The bacchanalia were wild and mystic festivals of the Greek and Roman god Bacchus (or Dionysus). The word has since come to describe any form of drunken revelry.
The bacchanalia were originally held in secret and only attended by women. The festivals occurred in the grove of Simila near the Aventine Hill on March 16 and March 17. Later, admission to the rites was extended to men, and celebrations took place five times a month. According to Livy, the extension happened in an era when the leader of the Bacchus cult was Paculla Annia — though it is now believed that some men had participated before that.
Livy informs us that the rapid spread of the cult, which he claims indulged in all kinds of crimes and political conspiracies at its nocturnal meetings, led in 186 BC to a decree of the Senate — the so-called Senatus consultum de Bacchanalibus, inscribed on a bronze tablet discovered in Apulia in Southern Italy (1640), now at the Kunsthistorisches Museum in Vienna — by which the Bacchanalia were prohibited throughout all Italy except in certain special cases which must be approved specifically by the Senate. In spite of the severe punishment inflicted on those found in violation of this decree (Livy claims there were more executions than imprisonment), the Bacchanalia survived in Southern Italy long past the repression.
Some modern scholars
doubt Livy's account and argue that the Senate acted against the Bacchants for one of the following reasons:
- Women occupied leadership positions in the cult (contrary to the patriarchical Roman values of the time).

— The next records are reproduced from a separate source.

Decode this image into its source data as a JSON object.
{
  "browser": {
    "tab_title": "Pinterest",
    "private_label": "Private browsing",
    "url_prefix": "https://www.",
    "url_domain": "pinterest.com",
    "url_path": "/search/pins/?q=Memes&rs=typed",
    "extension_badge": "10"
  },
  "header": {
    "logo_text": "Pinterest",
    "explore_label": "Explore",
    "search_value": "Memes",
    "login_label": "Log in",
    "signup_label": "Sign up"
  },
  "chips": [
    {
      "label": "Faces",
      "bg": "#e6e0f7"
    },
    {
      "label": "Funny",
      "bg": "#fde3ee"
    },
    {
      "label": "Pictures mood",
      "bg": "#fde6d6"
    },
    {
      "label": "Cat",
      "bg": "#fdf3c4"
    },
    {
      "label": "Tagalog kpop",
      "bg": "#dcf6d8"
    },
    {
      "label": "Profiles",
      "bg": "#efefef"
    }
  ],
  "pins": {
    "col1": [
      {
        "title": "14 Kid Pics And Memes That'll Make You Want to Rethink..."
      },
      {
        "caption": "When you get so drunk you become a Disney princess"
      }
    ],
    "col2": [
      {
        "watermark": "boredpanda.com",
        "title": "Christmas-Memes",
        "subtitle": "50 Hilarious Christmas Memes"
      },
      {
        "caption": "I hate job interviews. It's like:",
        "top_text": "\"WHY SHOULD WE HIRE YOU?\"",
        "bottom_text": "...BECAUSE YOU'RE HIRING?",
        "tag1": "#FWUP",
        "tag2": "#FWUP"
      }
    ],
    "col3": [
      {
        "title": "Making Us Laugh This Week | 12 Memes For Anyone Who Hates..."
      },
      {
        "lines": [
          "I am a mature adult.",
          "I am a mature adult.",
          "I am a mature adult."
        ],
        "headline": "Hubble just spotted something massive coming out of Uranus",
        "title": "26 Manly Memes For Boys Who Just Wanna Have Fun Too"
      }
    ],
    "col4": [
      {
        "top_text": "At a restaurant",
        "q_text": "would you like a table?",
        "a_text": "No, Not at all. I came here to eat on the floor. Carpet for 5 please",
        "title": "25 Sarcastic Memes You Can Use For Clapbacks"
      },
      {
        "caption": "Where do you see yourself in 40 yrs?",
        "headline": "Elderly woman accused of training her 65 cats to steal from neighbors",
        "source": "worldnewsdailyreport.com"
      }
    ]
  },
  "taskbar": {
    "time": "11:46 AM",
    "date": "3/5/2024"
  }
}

- Slaves and the poor were the cult's members and were planning to overthrow the Roman government.
- According to a theory proposed by Erich Gruen, as a display of the Senate's supreme power to the Italian allies as well as competitors within the Roman political system, such as individual victorious generals whose popularity made them a threat to the Senate's collective authority.
In Empires of Trust: How Rome Built—And America Is Building—A New World by Thomas Madden, the author cites the words of a Roman investigative consul in his report to the Roman Senate:
there was no crime, no deed of shame, wanting. More uncleanness was committed by men with men than with women. Whoever would not submit to defilement, or shrank from violating others, was sacrificed as a victim. To regard nothing as impious or criminal was the sum total of their religion. The men, as though seized with madness and with frenzied distortions of their bodies, shrieked out prophecies; the matrons, dressed as Bacchae, their hair disheveled, rushed down to the Tiber River with burning torches, plunged them into the water, and drew them out again, the flame undiminished because they were made of sulfur mixed with lime. Men were fastened to a machine and hurried off to hidden caves, and they were said to have been taken away by the gods. These were the men who refused to join their conspiracy or take part in their crimes or submit to their pollution.